Die von Lumumba eingeladene UN-Mission im Kongo (ONUC) unter irischer Führung begann im September 1961 mit der Umsetzung eines Beschlusses, alle nicht UN-mandatierten "belgischen und anderen ausländischen militärischen, paramilitärischen und politischen Personen" und "Söldner" aus Katanga zu entfernen, um danach Gespräche über ein friedliches Ende der Sezession führen zu können. Die Sezessionsregierung unter Moise Tshombé widersetzte sich dem.
Am 13. September 1961 begann die UN-Mission daher die "Operation Morthor" zur Festnahme Tshombés und zur Übernahme der wichtigsten Regierungsgebäude in Katangas Hauptstadt Elisabethville (heute Lubumbashi).
Am gleichen Tag flog UN-Generalsekretär Hammarskjöld in Kongos Hauptstadt Léopoldville (heute Kinshasa) ein und reiste umgehend weiter zu Gesprächen mit Tshombé, um ihn zur Anerkennung der territorialen Einheit des Kongo zu bewegen. Die Verhandlungen sollten in Ndola in Nordrhodesien stattfinden. Tshombé reiste am 17. September nach Ndola und wartete dort gemeinsam mit den britischen Behörden auf den UN-Genralsekretär. Der kam nie an.
Einschusslöcher im Wrack, Leiche am Termitenhügel
Denn Hammarskjölds DC-6-Maschine stürzte beim Landeanflug mitten in der Nacht zum 18. September ab. Der Kommissionsbericht enthält detaillierte Schilderungen: Das Wrack wurde 9 Stunden später 9 Meilen von Ndola entfernt gefunden; die Maschine war beim Aufschlag auf dem Boden in Flammen aufgegangen, mitsamt allen Passagieren. Laut dem neuen Bericht gab es keine Hinweise für technisches Versagen, dafür aber Einschusslöcher im Wrack.
Es sei unklar, ob Hammarskjöld beim Absturz starb oder vor dem offiziellen Auffinden des Wracks gefunden und erschossen wurde, so der neue Bericht. Es gebe eindeutige Hinweise, dass seine Leiche vor dem offiziellen Auffinden aufgefunden und zumindest bewegt wurde. Das offizielle Team fand ihn tot an einen Termitenhügel gelehnt.

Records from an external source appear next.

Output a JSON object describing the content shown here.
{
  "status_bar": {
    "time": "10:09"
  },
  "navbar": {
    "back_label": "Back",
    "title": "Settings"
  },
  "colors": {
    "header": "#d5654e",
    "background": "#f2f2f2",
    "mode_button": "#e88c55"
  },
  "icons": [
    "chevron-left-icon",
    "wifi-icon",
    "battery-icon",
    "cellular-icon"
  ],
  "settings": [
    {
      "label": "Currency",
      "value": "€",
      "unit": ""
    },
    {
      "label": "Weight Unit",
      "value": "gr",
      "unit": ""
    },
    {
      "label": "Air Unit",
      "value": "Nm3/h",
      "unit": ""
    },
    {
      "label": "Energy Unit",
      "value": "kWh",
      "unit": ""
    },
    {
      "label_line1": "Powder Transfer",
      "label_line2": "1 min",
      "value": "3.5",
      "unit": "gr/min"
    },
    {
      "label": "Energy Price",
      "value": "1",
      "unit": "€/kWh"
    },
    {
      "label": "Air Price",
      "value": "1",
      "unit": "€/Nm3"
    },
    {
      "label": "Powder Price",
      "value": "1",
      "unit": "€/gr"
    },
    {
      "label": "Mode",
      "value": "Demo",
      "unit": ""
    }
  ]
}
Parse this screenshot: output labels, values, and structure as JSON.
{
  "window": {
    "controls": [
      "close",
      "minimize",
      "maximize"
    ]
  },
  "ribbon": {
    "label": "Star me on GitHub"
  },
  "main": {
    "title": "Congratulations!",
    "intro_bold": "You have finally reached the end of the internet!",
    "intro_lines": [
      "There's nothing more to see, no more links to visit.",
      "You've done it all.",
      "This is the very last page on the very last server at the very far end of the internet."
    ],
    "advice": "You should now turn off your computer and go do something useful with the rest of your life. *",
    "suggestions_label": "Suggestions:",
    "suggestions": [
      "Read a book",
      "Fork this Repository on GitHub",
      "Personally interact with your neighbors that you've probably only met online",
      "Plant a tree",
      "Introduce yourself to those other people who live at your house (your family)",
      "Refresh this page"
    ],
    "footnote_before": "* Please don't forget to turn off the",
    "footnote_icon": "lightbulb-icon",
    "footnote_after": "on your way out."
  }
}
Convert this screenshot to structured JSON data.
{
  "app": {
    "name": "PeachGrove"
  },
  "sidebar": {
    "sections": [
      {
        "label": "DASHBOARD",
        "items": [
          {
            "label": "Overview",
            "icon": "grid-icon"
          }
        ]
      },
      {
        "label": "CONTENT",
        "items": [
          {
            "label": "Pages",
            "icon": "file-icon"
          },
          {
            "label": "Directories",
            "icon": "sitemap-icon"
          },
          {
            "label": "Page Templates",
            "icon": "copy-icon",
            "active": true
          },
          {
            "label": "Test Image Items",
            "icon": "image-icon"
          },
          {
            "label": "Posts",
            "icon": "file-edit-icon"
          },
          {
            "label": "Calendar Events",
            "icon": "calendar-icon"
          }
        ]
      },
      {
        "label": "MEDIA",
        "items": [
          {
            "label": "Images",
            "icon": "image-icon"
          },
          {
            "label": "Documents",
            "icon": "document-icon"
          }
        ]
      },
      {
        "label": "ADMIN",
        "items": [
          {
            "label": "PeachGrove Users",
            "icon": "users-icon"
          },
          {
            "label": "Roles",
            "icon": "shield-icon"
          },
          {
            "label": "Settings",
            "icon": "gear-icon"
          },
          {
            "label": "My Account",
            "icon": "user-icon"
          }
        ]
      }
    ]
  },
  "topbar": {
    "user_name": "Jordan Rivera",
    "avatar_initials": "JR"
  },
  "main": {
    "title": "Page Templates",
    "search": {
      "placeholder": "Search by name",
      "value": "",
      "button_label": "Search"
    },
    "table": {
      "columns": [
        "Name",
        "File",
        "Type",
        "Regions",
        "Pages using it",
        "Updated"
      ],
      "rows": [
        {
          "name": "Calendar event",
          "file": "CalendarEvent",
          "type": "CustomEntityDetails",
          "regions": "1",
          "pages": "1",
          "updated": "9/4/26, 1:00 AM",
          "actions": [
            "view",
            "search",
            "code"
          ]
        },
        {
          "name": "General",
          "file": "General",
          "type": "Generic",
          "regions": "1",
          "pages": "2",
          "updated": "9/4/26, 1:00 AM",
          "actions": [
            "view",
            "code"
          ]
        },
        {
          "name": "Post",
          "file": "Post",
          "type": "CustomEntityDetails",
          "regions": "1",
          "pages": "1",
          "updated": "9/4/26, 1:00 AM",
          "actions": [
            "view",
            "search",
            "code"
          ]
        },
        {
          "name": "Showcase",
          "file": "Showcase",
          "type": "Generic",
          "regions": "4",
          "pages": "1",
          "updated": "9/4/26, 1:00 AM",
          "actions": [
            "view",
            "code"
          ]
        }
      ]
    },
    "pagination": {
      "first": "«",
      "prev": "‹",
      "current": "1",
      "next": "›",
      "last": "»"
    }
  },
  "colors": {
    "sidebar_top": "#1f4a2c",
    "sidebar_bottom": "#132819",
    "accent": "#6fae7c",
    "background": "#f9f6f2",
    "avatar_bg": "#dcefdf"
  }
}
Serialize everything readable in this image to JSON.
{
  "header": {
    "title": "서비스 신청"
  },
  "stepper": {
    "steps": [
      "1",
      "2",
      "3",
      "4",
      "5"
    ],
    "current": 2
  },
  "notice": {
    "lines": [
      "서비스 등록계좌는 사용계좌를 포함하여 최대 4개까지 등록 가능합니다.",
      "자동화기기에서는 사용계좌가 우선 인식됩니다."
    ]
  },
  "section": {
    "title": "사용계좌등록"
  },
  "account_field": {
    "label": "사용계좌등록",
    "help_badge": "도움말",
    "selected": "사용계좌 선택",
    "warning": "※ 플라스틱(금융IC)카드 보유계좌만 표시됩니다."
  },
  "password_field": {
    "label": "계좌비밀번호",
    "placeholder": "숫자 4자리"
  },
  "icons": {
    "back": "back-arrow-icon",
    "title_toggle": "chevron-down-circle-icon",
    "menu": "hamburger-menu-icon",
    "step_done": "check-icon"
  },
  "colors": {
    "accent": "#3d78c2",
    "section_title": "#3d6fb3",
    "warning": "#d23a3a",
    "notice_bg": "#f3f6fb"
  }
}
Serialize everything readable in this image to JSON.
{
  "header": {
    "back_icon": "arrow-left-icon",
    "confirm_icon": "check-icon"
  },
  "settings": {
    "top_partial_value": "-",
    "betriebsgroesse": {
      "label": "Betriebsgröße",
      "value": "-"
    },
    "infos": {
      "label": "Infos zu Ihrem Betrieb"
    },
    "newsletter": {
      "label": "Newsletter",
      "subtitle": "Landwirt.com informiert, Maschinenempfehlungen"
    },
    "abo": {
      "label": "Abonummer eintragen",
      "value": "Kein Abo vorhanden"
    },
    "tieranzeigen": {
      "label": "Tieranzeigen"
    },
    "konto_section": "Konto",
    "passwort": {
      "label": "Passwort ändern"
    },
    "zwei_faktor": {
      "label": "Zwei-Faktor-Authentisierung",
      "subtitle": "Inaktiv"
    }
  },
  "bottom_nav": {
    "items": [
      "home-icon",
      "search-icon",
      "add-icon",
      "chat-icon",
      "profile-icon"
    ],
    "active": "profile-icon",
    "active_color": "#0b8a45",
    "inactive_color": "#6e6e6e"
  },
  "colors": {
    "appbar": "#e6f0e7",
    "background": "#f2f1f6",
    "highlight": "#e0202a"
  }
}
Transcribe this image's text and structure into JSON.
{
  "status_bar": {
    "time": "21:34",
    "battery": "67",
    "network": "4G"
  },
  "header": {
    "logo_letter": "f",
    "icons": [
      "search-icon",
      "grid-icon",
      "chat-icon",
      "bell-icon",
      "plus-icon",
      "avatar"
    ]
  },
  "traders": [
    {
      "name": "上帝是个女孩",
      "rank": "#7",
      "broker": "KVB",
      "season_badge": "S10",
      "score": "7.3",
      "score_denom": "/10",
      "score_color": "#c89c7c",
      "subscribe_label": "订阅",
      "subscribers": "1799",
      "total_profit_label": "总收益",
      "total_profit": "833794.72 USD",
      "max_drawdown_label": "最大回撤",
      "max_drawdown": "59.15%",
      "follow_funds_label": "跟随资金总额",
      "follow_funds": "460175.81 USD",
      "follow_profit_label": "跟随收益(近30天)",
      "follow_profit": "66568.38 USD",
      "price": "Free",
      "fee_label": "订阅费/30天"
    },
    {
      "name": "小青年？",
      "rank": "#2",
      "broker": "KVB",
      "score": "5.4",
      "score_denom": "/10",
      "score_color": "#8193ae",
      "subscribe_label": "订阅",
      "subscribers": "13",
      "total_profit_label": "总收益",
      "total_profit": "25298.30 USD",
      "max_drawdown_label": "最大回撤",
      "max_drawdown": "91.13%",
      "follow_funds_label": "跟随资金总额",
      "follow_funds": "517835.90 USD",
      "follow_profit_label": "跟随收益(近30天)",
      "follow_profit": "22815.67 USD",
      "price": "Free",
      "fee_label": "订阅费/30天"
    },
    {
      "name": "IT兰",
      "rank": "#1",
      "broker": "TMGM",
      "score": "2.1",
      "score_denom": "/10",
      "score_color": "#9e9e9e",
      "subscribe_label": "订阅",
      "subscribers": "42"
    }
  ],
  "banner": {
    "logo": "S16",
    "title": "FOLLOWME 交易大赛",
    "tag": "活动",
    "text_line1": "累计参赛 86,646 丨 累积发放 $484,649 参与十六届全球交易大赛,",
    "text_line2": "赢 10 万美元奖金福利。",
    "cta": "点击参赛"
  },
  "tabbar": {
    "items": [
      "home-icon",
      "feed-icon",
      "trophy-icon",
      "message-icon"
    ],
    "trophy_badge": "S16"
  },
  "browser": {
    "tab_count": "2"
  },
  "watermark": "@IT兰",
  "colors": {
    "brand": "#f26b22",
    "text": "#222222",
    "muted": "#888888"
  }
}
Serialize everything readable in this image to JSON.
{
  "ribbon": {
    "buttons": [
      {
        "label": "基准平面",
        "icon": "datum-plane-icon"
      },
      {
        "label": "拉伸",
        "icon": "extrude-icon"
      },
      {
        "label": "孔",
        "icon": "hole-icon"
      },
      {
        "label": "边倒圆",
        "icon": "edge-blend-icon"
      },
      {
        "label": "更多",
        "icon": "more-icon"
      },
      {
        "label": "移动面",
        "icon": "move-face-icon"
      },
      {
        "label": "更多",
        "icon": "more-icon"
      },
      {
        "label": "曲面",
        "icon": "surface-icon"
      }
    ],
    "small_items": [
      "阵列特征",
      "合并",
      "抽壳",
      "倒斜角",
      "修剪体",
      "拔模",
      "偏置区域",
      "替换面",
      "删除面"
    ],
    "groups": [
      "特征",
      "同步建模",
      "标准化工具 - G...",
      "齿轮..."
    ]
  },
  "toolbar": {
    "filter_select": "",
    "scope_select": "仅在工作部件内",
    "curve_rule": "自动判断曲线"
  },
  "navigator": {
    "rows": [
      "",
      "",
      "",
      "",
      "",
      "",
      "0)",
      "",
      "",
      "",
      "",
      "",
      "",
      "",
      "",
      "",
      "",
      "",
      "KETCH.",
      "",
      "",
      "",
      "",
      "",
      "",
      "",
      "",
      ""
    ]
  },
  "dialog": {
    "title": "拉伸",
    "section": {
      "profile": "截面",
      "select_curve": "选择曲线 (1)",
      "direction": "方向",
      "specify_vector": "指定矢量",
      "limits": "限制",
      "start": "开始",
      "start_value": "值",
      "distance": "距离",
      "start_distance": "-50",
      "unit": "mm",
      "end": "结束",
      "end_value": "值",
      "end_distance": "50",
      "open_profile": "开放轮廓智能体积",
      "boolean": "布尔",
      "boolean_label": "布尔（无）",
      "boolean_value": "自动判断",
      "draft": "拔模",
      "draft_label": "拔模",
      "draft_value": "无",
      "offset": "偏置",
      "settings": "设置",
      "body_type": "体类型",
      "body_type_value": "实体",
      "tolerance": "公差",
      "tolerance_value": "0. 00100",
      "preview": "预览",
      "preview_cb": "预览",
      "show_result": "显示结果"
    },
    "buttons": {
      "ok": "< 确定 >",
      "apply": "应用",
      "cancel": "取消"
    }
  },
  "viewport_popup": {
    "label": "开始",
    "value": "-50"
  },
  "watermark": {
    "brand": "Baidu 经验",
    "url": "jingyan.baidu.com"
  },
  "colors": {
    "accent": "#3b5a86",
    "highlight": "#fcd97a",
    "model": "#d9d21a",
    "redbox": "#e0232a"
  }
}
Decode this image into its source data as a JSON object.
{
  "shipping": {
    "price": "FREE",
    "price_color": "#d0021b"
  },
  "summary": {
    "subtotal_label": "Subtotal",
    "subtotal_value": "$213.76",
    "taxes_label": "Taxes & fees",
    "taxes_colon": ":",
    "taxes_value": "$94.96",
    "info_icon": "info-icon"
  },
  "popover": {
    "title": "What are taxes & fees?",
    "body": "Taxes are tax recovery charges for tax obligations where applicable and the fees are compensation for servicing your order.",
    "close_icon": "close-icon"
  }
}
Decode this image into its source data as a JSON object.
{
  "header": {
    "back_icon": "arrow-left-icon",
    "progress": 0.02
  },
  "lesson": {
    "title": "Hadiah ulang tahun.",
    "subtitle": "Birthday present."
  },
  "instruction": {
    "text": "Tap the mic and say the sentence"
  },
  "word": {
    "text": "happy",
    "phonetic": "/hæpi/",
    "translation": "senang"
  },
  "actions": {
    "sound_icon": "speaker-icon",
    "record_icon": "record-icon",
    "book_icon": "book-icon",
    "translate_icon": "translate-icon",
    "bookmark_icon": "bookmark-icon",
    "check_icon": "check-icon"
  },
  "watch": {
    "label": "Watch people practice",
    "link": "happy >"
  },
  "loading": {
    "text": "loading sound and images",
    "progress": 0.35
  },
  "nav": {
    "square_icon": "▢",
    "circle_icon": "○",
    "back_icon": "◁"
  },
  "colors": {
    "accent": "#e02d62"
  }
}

Der Bericht hält es für möglich, dass die Maschine entweder durch eine Bombenexplosion an Bord zum Absturz gebracht oder von einer anderen Maschine abgeschossen wurde. Entsprechende Theorien sind bereits mehrfach in Untersuchungen geprüft und verworfen worden. „Unsere provisorische Schlussfolgerung ist, dass die jetzt zur Verfügung stehenden Beweismittel die Verfizierung der Hypothese, dass das Flugzeug durch Störung in der Luft oder Gewehrfeuer zuhm Boden gezwungen wurde, ermöglichen könnte“, so jetzt der Abschlussbericht der Kommission in einer äußerst vorsichtigen Formulierung.
Hörte die NSA aus Zypern live mit?
Zu den „neuen Beweismitteln“ gehört die Aussage eines ehemaligen NSA-Mitarbeiters in Zypern, Charles Southall. Er berichtete der Kommission, er sei am Abend des 17. September 1961 vorgewarnt worden, dass "etwas Interessantes passieren wird", und habe dann gemeinsam mit anderen über eine Abhöranlage den Beschuss und Absturz der Maschine bei Ndola live mitverfolgt. Die NSA habe Bitten der Kommission um Herausgabe eventuell existierender Abhörprotokolle unter Verweis auf eine Geheimhaltungsfrist von 50 Jahren vorerst abgelehnt.
Die Kommission wurde vom pensionierten britischen Richter Stephen Sedley geleitet; ein weiterer ihrer vier Mitglieder war der Südafrikaner Richard Goldstone, ehemaliger Chefankläger der UN-Kriegsverbrechertribunale für Exjugoslawien und Ruanda. Die UN-Vollversammlung ist nicht verpflichtet, ihren Empfehlungen zu folgen.